Не веря себе, Валера повыше приподнялся над подушкой. Сомнения не было — это был он! Узенькое лицо с седыми бровями и темными веками... А где же Кирилл?
Валера стал перебегать глазами с койки на койку, достиг койки Павла Михайловича. И увидел на ней две головы: младший и старший Архиповы спали спиной к спине — отец стащил во сне с плеча сына одеяло, и была четко видна белая майка Кирилла.
Валера опустил голову на подушку, натянул на глаза одеяло, зажмурился и почувствовал, как внутри что-то стало жечь. Он хлюпнул носом, вытер ладонью глаза и еще туже сжал веки, чтоб ничего больше не подступало изнутри и не жгло. Но стало еще хуже...
Как же так вышло? Никто, никто из них, стоявших на носу лихтера, не пожалел этого старичка, никто, даже Женя, умный, все понимающий, чуткий, воспитанный Женя. И лишь они, они, Кирилл с отцом, они... Что стоят после этого все разговоры Лошадкина о русском духе и обостренной совести?
ГЛАВА 20
Валера понимал: в общем-то это мелочь, что Архиповы уступили койку какому-то старику, мелочь это, да... Но сколько их было, вот таких, казалось бы, мелочей, и эта как последняя капля, и у Валеры вдруг на многое открылись глаза: на жизнь отца и на его, Валерину, жизнь. Как же они не догадались? Ведь он, Валера, мог подсказать, намекнуть отцу... И нечего радоваться: ничего еще не утряслось и не наладилось у них. Это плохо, это очень плохо, что отец снова в добром расположении духа, что он веселится и острит; ведь все оттого, что завтра — нет, уже не завтра, а сегодня, сегодня! — пришвартуется к кижскому причалу экскурсионный теплоход.

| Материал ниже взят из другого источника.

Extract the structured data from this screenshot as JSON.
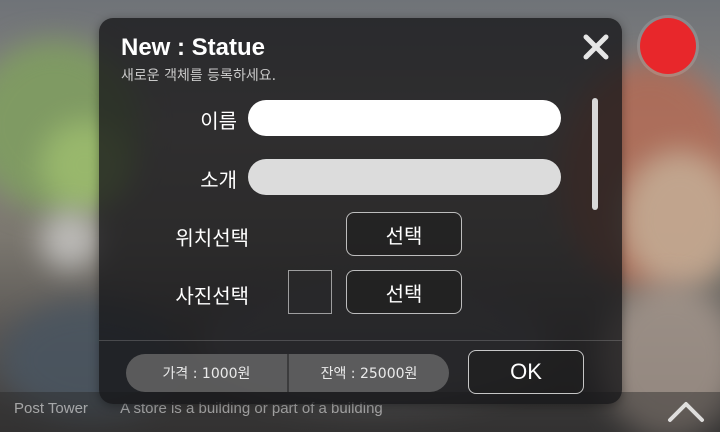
{
  "background": {
    "tooltip_text": "Post Tower",
    "tooltip_subtext": "A store is a building or part of a building"
  },
  "dialog": {
    "title": "New : Statue",
    "subtitle": "새로운 객체를 등록하세요.",
    "fields": {
      "name_label": "이름",
      "name_value": "",
      "intro_label": "소개",
      "intro_value": "",
      "location_label": "위치선택",
      "location_button": "선택",
      "photo_label": "사진선택",
      "photo_button": "선택"
    },
    "footer": {
      "price": "가격 : 1000원",
      "balance": "잔액 : 25000원",
      "ok_label": "OK"
    }
  },
  "colors": {
    "record": "#e8272b",
    "dialog_bg": "#161618"
  },
  "icons": [
    "close-icon",
    "chevron-up-icon",
    "record-button"
  ]
}
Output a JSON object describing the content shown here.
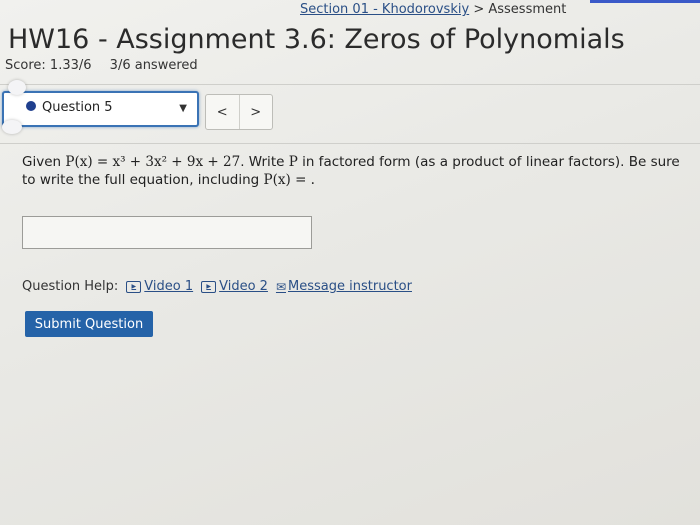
{
  "header": {
    "breadcrumb_prefix": "Section 01 - Khodorovskiy",
    "breadcrumb_sep": ">",
    "breadcrumb_current": "Assessment",
    "title": "HW16 - Assignment 3.6: Zeros of Polynomials"
  },
  "score": {
    "label": "Score: 1.33/6",
    "answered": "3/6 answered"
  },
  "question_nav": {
    "selected": "Question 5",
    "prev_label": "<",
    "next_label": ">"
  },
  "question": {
    "given": "Given ",
    "function_def": "P(x) = x³ + 3x² + 9x + 27",
    "instruction_1": ". Write ",
    "var": "P",
    "instruction_2": " in factored form (as a product of linear factors). Be sure to write the full equation, including ",
    "equation_start": "P(x) = .",
    "answer_value": ""
  },
  "help": {
    "label": "Question Help:",
    "video1": "Video 1",
    "video2": "Video 2",
    "message": "Message instructor"
  },
  "actions": {
    "submit": "Submit Question"
  },
  "colors": {
    "accent": "#2563a8",
    "link": "#2a4f86",
    "dot": "#1f3f8e"
  },
  "icons": {
    "video": "video-play-icon",
    "mail": "envelope-icon",
    "caret": "chevron-down-icon"
  }
}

Наверно, отец лишь на словах, лишь внешне простил все Павлу Михайловичу, потому что, если б он по-настоящему все понял, не искал бы больше поддержки разных влиятельных людей.
Нескоро удалось Валере отогнать все эти мысли и уснуть.
Проснулся он от яркого солнца и веселого крика Зойки:
— Ну и соня же! Вставай, не то оболью!
Валера не хотел вставать: ему стыдно было посмотреть в глаза Павла Михайловича и Кирилла.